Indeed, in a clamor situation, better vestibular hearing can help to sound localization on interaural time difference (ITD), which is effective at low frequencies, Tom and Shigeyuki [34] and May [32]. Extending the representation to large lTD sensitivity may be useful not only for sound localization, but also for gaining information about auditory space and auditory scene analysis, which are the basis of hearing, Tom and Shigeyuki [34]. Because the deficits in auditory scene analysis may partly underlie hearing difficulties. Other aspects of scene analysis do appear to rely on prior learning, attention, and other “top-down” processes that further constrain inferences made by the brain concerning the environmental sound sources giving rise to the vestibule-cochlear hearing, Fishman and Steinschneider [28]. Thus, vestibular hearing may be effective in top-down processing of loud sounds.

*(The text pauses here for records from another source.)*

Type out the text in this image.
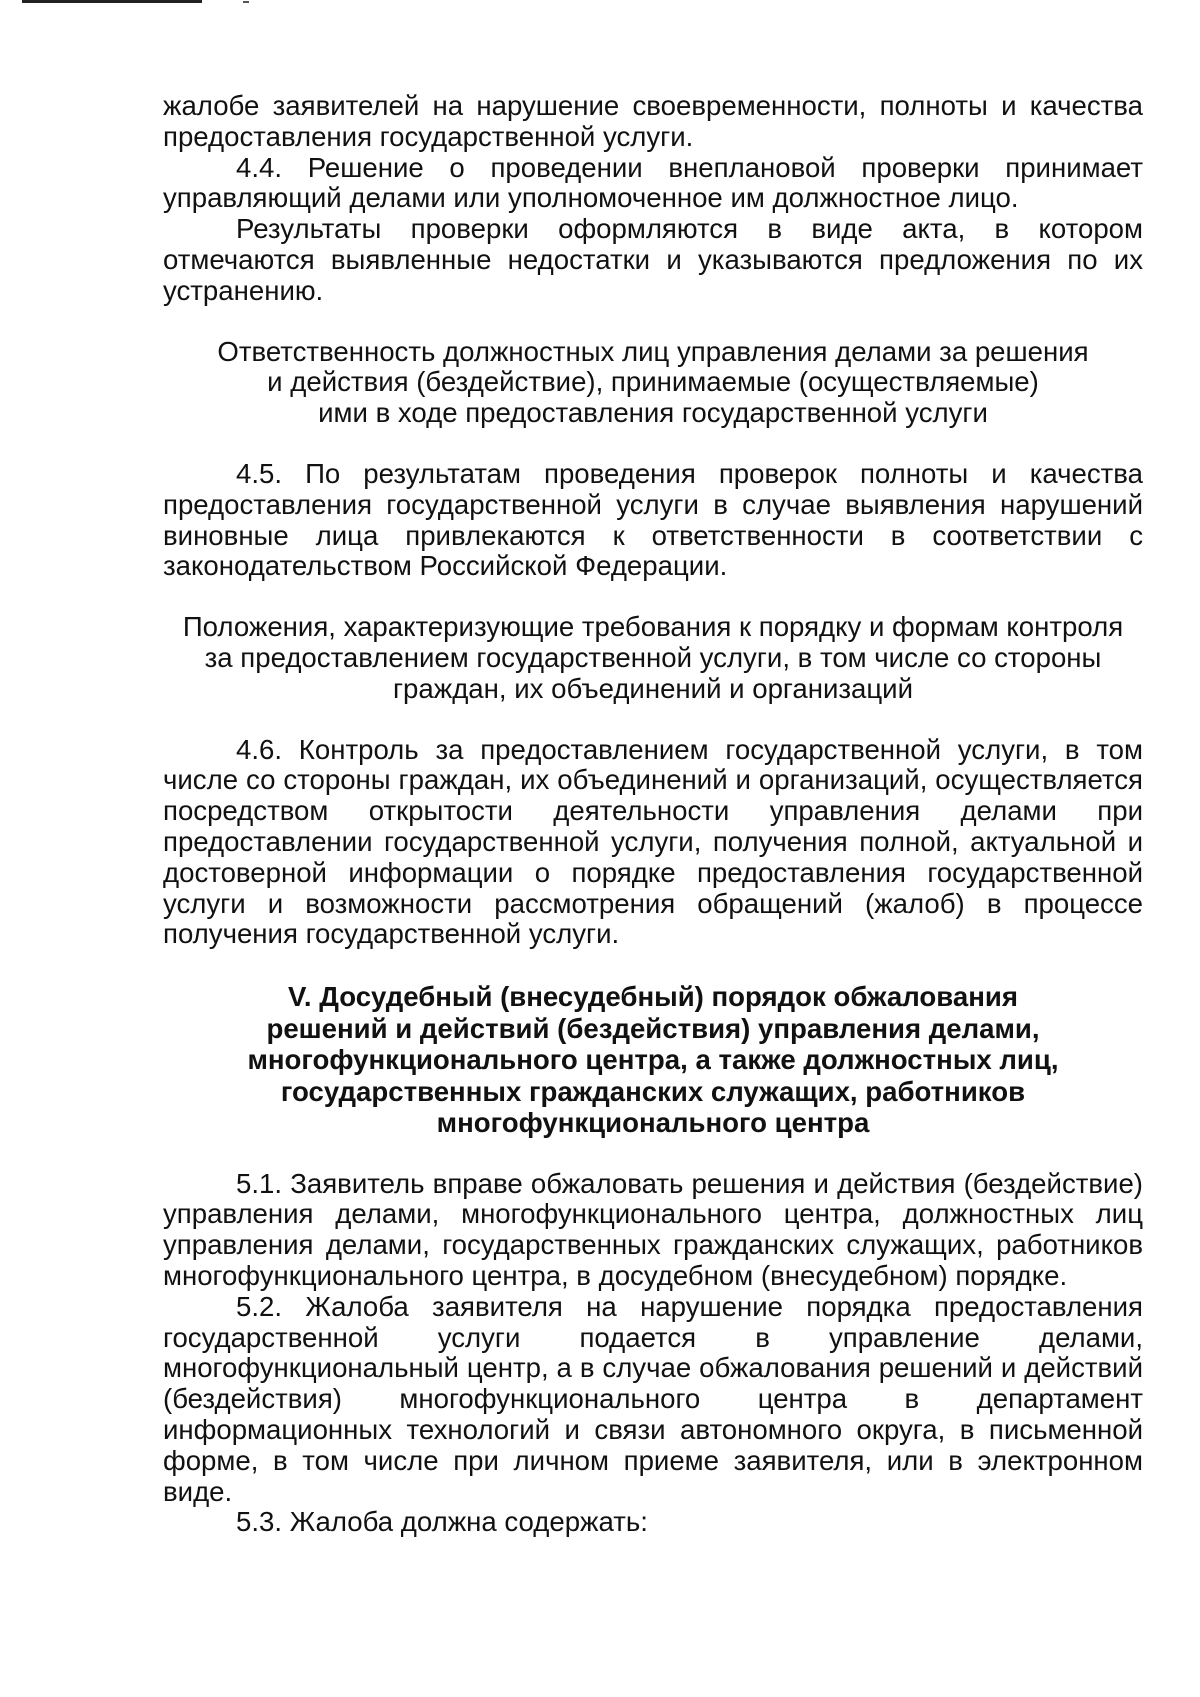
жалобе заявителей на нарушение своевременности, полноты и качества предоставления государственной услуги.

4.4. Решение о проведении внеплановой проверки принимает управляющий делами или уполномоченное им должностное лицо.

Результаты проверки оформляются в виде акта, в котором отмечаются выявленные недостатки и указываются предложения по их устранению.

Ответственность должностных лиц управления делами за решения
и действия (бездействие), принимаемые (осуществляемые)
ими в ходе предоставления государственной услуги

4.5. По результатам проведения проверок полноты и качества предоставления государственной услуги в случае выявления нарушений виновные лица привлекаются к ответственности в соответствии с законодательством Российской Федерации.

Положения, характеризующие требования к порядку и формам контроля
за предоставлением государственной услуги, в том числе со стороны
граждан, их объединений и организаций

4.6. Контроль за предоставлением государственной услуги, в том числе со стороны граждан, их объединений и организаций, осуществляется посредством открытости деятельности управления делами при предоставлении государственной услуги, получения полной, актуальной и достоверной информации о порядке предоставления государственной услуги и возможности рассмотрения обращений (жалоб) в процессе получения государственной услуги.

V. Досудебный (внесудебный) порядок обжалования
решений и действий (бездействия) управления делами,
многофункционального центра, а также должностных лиц,
государственных гражданских служащих, работников
многофункционального центра

5.1. Заявитель вправе обжаловать решения и действия (бездействие) управления делами, многофункционального центра, должностных лиц управления делами, государственных гражданских служащих, работников многофункционального центра, в досудебном (внесудебном) порядке.

5.2. Жалоба заявителя на нарушение порядка предоставления государственной услуги подается в управление делами, многофункциональный центр, а в случае обжалования решений и действий (бездействия) многофункционального центра в департамент информационных технологий и связи автономного округа, в письменной форме, в том числе при личном приеме заявителя, или в электронном виде.

5.3. Жалоба должна содержать:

In addition, babies do use pitch variations (the range of vestibular hearing) to segment words, Hartley and King [35], and, in tonal languages, adults need pitch variations to understand speech, Abrams and Kraus [10]. So speech perception/production are linked at mapping sounds to articulations, mapping articulations to sounds, and suppressing the neural response to own vocalizations in brain areas associated with the processing of speech. When listening to words in noise, brain areas associated with semantic processing and speech production are recruited and potentially indicate the use of overt strategies by the listeners; for example, using overt articulation (the range of vestibular hearing) to increase perception, Scott and Sinex [30]. Consequently, vestibular hearing may be valuable for speeh processing and perception/production system.

Acknowledgments

This research was supported by a grant from the Tehran University of Medical Sciences, and the authors would like to thank the Hamadan University of Medical Sciences and all the volunteers for their participation and contribution to this research.